The wristband resembled a plastic watch. It held a chip that allowed you to access and pay for anything at the bathhouse– from opening lockers, to booking spa treatments, to buying fermented eggs at the snack bar. Shoes were removed at the entrance. Inside, the changing room was lined with row after row of wood-paneled lockers. I found mine and got undressed. The towels provided were small: hand towels, we would call them. They could not be used for covering oneself, but they could be used to towel dry or wrap one’s hair.  Once the locker shut, there was not a shred of clothing between me and the world.

Thus exposed, I left the changing room for the bath area through a set of fogged-up glass doors that led to sit-down and stand-up showers. Korean women generally chose the sit-down ones. They brought plastic baskets with shampoo, soap, toothbrushes, lotions and razors, loofahs and washcloths. They scrubbed each others’ backs rigorously and applied mud masks, chatting while they shaved their legs. They filled plastic buckets with warm water and dumped it over their heads to rinse. Then they expertly wrapped their gleaming wet hair into the small towels. Their nudity was not a matter of awkwardness or embarrassment. It was not a matter of anything – it was simply the norm. In the cooler saunas, kept at a comfortable 28oC, there were even small televisions tuned to Korean soap-operas which women watched naked on the woven floor mats while drinking green tea. On the men’s side, I later learned, men lined up nude to get their haircut at the barbershop. They sat comfortably in the chair with a newspaper across their lap next to a fully dressed barber in a shirt and tie.

I always showered in the stand-up stalls out of habit. I never had the forethought to bring my own basket of supplies, so I used the free soap in dispensers on the wall. Past the showers, in a haze of steam, I could just make out the rectangular stone baths.  They ran from ice cold to burning hot, some with jets, some made of marble or jade, some boasting aromatic waters or special properties. The space was large and dimly lit with blood-orange lamps. Voices and running water echoed off the stone walls. The jet-tubs were wide and shallow, and the jets ran along in varying pressures to massage my neck, back, arms, feet – the water pleasantly warm.  But the best way to ease the tension from my mind and my limbs was to use the alternating temperatures of the stone baths.

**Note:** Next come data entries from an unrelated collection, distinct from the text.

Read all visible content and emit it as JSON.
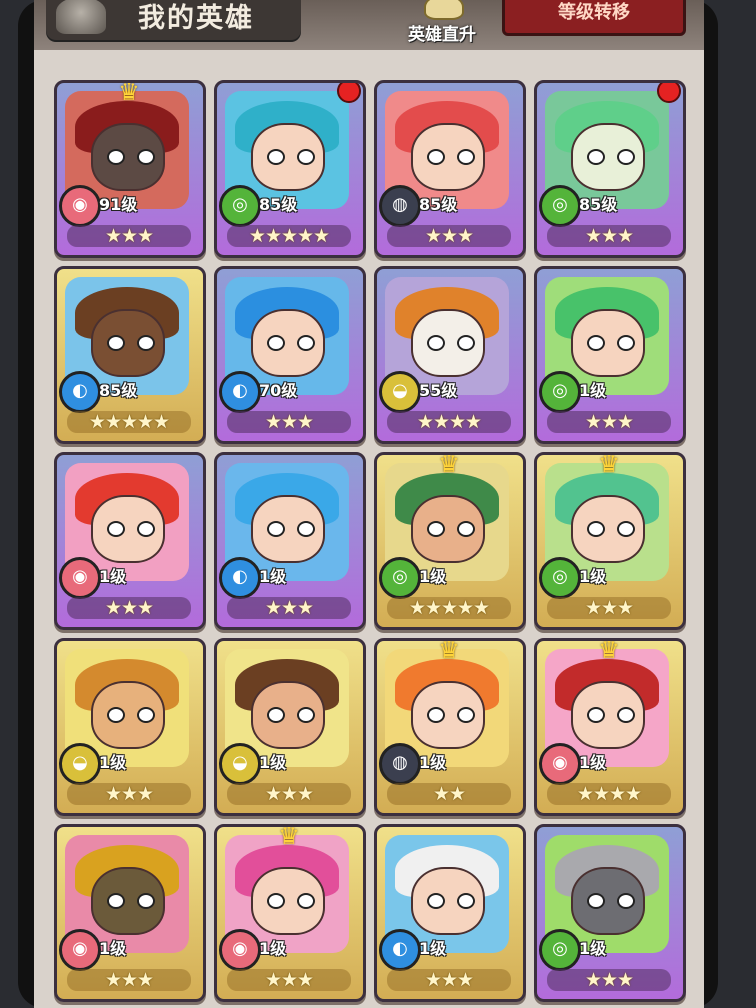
{
  "header": {
    "title": "我的英雄",
    "upgrade_label": "英雄直升",
    "level_reset_label": "等级转移"
  },
  "heroes": [
    {
      "level": "91级",
      "stars": "★★★",
      "faction": "fire",
      "frame": "purple",
      "crown": true,
      "notif": false,
      "hair": "#8a1c1c",
      "skin": "#5c4a44",
      "bg": "#d46a5d"
    },
    {
      "level": "85级",
      "stars": "★★★★★",
      "faction": "nature",
      "frame": "purple",
      "crown": false,
      "notif": true,
      "hair": "#2fb0c9",
      "skin": "#f6d4bf",
      "bg": "#5bc3e2"
    },
    {
      "level": "85级",
      "stars": "★★★",
      "faction": "dark",
      "frame": "purple",
      "crown": false,
      "notif": false,
      "hair": "#e34c4c",
      "skin": "#f6d4bf",
      "bg": "#f08a8a"
    },
    {
      "level": "85级",
      "stars": "★★★",
      "faction": "nature",
      "frame": "purple",
      "crown": false,
      "notif": true,
      "hair": "#5fcf8a",
      "skin": "#e8f0d8",
      "bg": "#79c89a"
    },
    {
      "level": "85级",
      "stars": "★★★★★",
      "faction": "water",
      "frame": "gold",
      "crown": false,
      "notif": false,
      "hair": "#6b3f22",
      "skin": "#7a4f33",
      "bg": "#7bc4ea"
    },
    {
      "level": "70级",
      "stars": "★★★",
      "faction": "water",
      "frame": "purple",
      "crown": false,
      "notif": false,
      "hair": "#2b8fe0",
      "skin": "#f6d4bf",
      "bg": "#66b8ea"
    },
    {
      "level": "55级",
      "stars": "★★★★",
      "faction": "light",
      "frame": "purple",
      "crown": false,
      "notif": false,
      "hair": "#e0822b",
      "skin": "#f3efe8",
      "bg": "#b5a4d9"
    },
    {
      "level": "1级",
      "stars": "★★★",
      "faction": "nature",
      "frame": "purple",
      "crown": false,
      "notif": false,
      "hair": "#48c26a",
      "skin": "#f6d4bf",
      "bg": "#9fdd7a"
    },
    {
      "level": "1级",
      "stars": "★★★",
      "faction": "fire",
      "frame": "purple",
      "crown": false,
      "notif": false,
      "hair": "#e33a2f",
      "skin": "#f6d4bf",
      "bg": "#f2a0c2"
    },
    {
      "level": "1级",
      "stars": "★★★",
      "faction": "water",
      "frame": "purple",
      "crown": false,
      "notif": false,
      "hair": "#3aa8e8",
      "skin": "#f6d4bf",
      "bg": "#6ab7ec"
    },
    {
      "level": "1级",
      "stars": "★★★★★",
      "faction": "nature",
      "frame": "gold",
      "crown": true,
      "notif": false,
      "hair": "#3f8a49",
      "skin": "#e8b08a",
      "bg": "#e7d88c"
    },
    {
      "level": "1级",
      "stars": "★★★",
      "faction": "nature",
      "frame": "gold",
      "crown": true,
      "notif": false,
      "hair": "#52c38f",
      "skin": "#f6d4bf",
      "bg": "#b9e08c"
    },
    {
      "level": "1级",
      "stars": "★★★",
      "faction": "light",
      "frame": "gold",
      "crown": false,
      "notif": false,
      "hair": "#d48a2e",
      "skin": "#e7b17c",
      "bg": "#f0e07a"
    },
    {
      "level": "1级",
      "stars": "★★★",
      "faction": "light",
      "frame": "gold",
      "crown": false,
      "notif": false,
      "hair": "#6b3f22",
      "skin": "#e8b08a",
      "bg": "#f0e48a"
    },
    {
      "level": "1级",
      "stars": "★★",
      "faction": "dark",
      "frame": "gold",
      "crown": true,
      "notif": false,
      "hair": "#f07a2e",
      "skin": "#f6d4bf",
      "bg": "#f2d879"
    },
    {
      "level": "1级",
      "stars": "★★★★",
      "faction": "fire",
      "frame": "gold",
      "crown": true,
      "notif": false,
      "hair": "#c22b2b",
      "skin": "#f6d4bf",
      "bg": "#f5a6c8"
    },
    {
      "level": "1级",
      "stars": "★★★",
      "faction": "fire",
      "frame": "gold",
      "crown": false,
      "notif": false,
      "hair": "#d9a21f",
      "skin": "#6b5a3a",
      "bg": "#e98aa8"
    },
    {
      "level": "1级",
      "stars": "★★★",
      "faction": "fire",
      "frame": "gold",
      "crown": true,
      "notif": false,
      "hair": "#e24f9a",
      "skin": "#f6d4bf",
      "bg": "#f0a3c6"
    },
    {
      "level": "1级",
      "stars": "★★★",
      "faction": "water",
      "frame": "gold",
      "crown": false,
      "notif": false,
      "hair": "#f0f0f0",
      "skin": "#f6d4bf",
      "bg": "#7ac6ea"
    },
    {
      "level": "1级",
      "stars": "★★★",
      "faction": "nature",
      "frame": "purple",
      "crown": false,
      "notif": false,
      "hair": "#a9a9ad",
      "skin": "#6d6d72",
      "bg": "#9fdc6a"
    }
  ],
  "faction_colors": {
    "fire": "#e86a7a",
    "nature": "#54b43a",
    "water": "#2f8fe0",
    "dark": "#3b3f4f",
    "light": "#d9c03a"
  },
  "faction_glyph": {
    "fire": "◉",
    "nature": "◎",
    "water": "◐",
    "dark": "◍",
    "light": "◒"
  }
}
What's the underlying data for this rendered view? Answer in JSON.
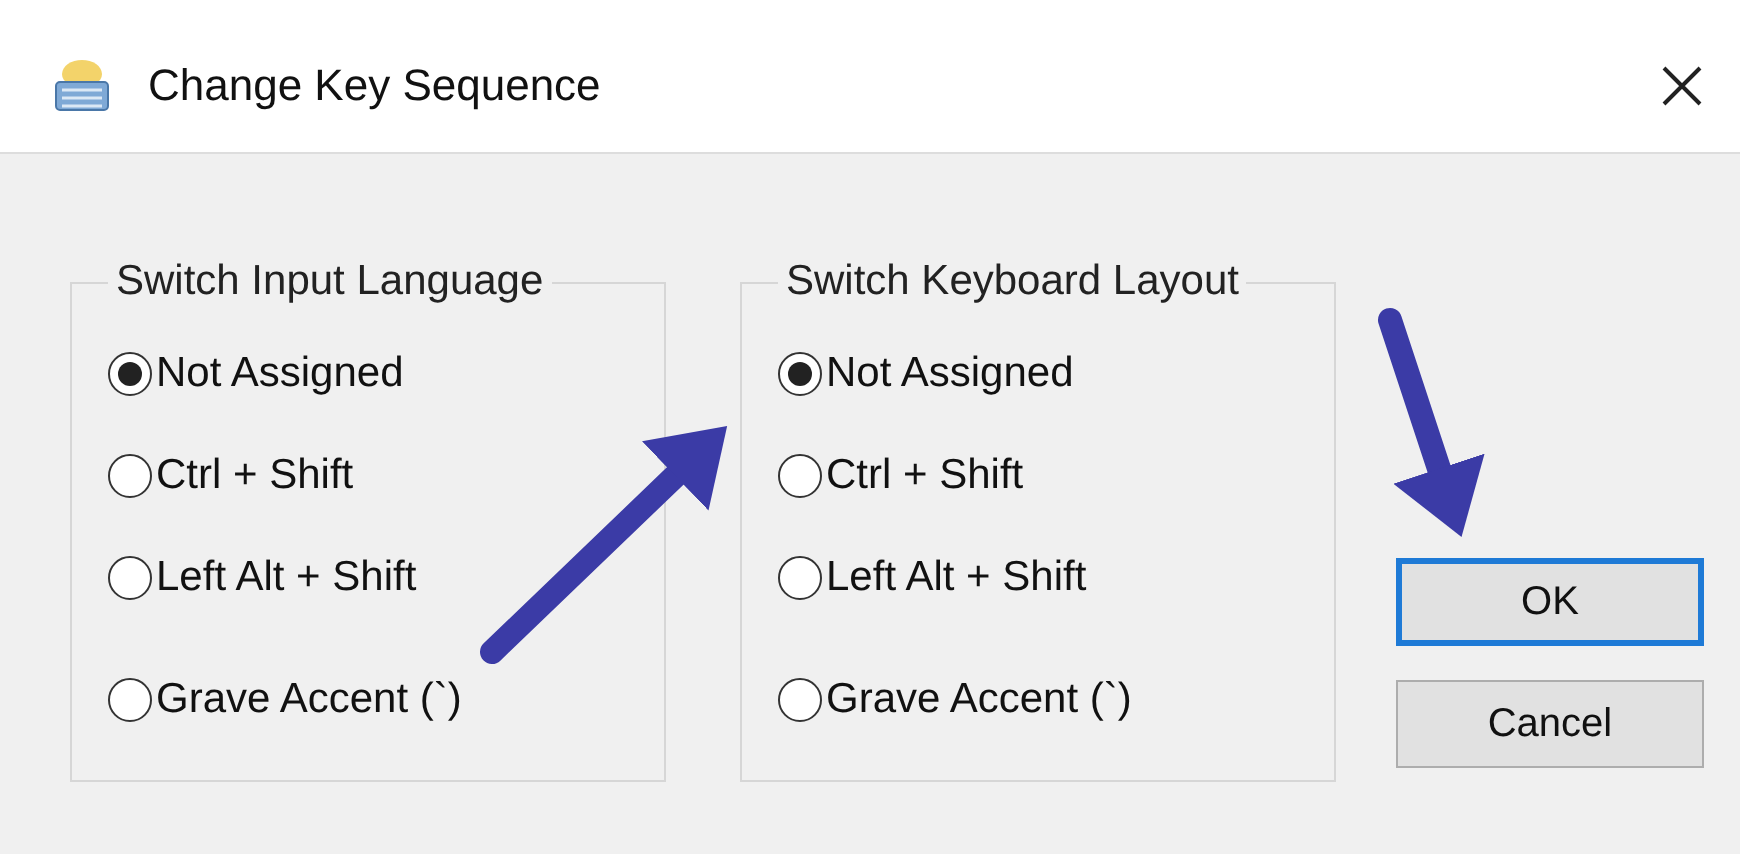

I eased gingerly into the scorching water until I felt overheated – and then I plunged into the cold bath. My nerves screamed in protest, then pulsed with unsteady, invigorating shock, then grew comfortably soft, pliable. I emerged from the cold water superhuman: I could sink easily into the hottest bath or rest comfortably across a cedar bench in the hottest sauna with my head light and my body like jelly. It is a feeling unlike any other I’ve experienced – a feeling of unencumbered relaxation. When the effect wore off – when the sauna began to choke me with its heat – I dipped back into the icy water, and back into the soft, steamy warmth, and my mind would float gloriously up to a disembodied calm. Untethered from the world, my body had ceased to be an embarrassment:  it had become, instead, skin and sinew, muscle and bone, blood and breath. 

By the end, I felt so light that I had the sensation of floating through the whorls of steam and shower-spray, back to the bright, open changing room to find my clothes and re-enter the outside world.


Dina Lyuber is an ESL Teacher and freelance writer with an English degree from the University of Calgary. She got her start teaching English while living in Japan and South Korea. She now lives in Canada with her husband and two children.